The National Association of Scholars maintains a list of graduate students, researchers, visiting scholars and professors who have been charged by U.S. authorities with espionage and selling secrets to China, among other allegations, America First Policy Institute (AFPI) reported in October 2022. Chinese attempts to gather technology and intelligence from American universities are deliberate and premeditated, the AFPI states.

Even though China moved to regulate fentanyl and two of its precursors in 2019, the nation is still the top supplier of fentanyl in the U.S., although most of it is supplied indirectly, according to the Brookings Institute (BI). The BI report describes China’s cooperation in counternarcotics efforts as “highly selective, self-serving, limited, and subordinated to its geopolitical interests.” China has refused to accept co-responsibility with Mexico for the fentanyl epidemic and maintains that Mexican law enforcement should step up, even as more and more Chinese criminal actors expand their operations within Mexico. Approximately 1 million Americans have died from drug overdoses since 1999.
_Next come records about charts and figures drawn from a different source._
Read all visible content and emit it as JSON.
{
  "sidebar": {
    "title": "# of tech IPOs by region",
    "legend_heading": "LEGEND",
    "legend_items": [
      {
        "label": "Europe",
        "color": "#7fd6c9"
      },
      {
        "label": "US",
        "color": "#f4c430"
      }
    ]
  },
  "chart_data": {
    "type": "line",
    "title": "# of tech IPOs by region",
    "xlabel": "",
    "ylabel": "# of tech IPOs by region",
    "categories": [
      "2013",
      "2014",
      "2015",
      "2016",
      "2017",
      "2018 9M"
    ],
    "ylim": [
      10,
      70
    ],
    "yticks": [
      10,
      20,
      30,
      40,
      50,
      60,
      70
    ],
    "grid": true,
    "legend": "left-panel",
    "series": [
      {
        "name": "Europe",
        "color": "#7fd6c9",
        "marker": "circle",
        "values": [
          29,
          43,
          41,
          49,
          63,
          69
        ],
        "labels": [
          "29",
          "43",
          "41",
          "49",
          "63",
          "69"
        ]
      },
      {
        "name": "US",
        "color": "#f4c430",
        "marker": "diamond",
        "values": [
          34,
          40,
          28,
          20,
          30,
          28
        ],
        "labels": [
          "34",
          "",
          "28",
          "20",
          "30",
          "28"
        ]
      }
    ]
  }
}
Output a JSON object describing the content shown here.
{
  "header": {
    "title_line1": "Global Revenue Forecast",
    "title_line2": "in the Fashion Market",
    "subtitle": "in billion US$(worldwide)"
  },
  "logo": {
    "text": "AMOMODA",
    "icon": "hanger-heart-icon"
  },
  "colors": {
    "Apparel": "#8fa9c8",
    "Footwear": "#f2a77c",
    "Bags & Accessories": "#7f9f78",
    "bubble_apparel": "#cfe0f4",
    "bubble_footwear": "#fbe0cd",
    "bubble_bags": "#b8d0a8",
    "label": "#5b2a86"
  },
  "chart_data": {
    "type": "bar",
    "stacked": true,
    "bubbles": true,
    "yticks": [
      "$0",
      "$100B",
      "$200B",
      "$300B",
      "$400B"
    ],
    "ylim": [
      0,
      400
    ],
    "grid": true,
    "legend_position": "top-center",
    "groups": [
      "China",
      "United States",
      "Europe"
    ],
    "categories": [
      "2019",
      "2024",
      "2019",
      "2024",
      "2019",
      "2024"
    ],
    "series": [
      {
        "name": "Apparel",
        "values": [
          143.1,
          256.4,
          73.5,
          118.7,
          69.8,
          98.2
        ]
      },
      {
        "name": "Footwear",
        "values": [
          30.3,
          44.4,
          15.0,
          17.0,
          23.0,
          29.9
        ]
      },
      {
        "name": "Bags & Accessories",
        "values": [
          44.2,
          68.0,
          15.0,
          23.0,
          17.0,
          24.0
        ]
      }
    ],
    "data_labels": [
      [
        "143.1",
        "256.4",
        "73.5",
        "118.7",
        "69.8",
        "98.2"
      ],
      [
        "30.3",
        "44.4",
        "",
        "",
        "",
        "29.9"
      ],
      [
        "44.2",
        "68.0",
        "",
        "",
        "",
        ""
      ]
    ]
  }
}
The Australian Strategic Policy Institute (ASPI) has reported the Chinese government is complicit in the use of Uyghurs and other ethnic minorities (Chinese citizens) as forced labor in factories all across China. More than 80,000 people from these ethnic groups have been forcibly removed from the Xinjiang province to work against their will in these factories. Workers are forced to live in segregated dorms, put through ideology training in their off hours, kept under constant surveillance, and unable to practice their religions. Companies known to have benefited from this labor include Apple, BMW, Gap, Huawei, Nike, Samsung, Sony and Volkswagen among others.

Politico reported that in a recent House vote, lawmakers voted 365-65 to create a House Select Committee on China. No members had been named other than Gallagher. The committee will focus on short-term military readiness in East Asia and the long-term economic competition posed by China.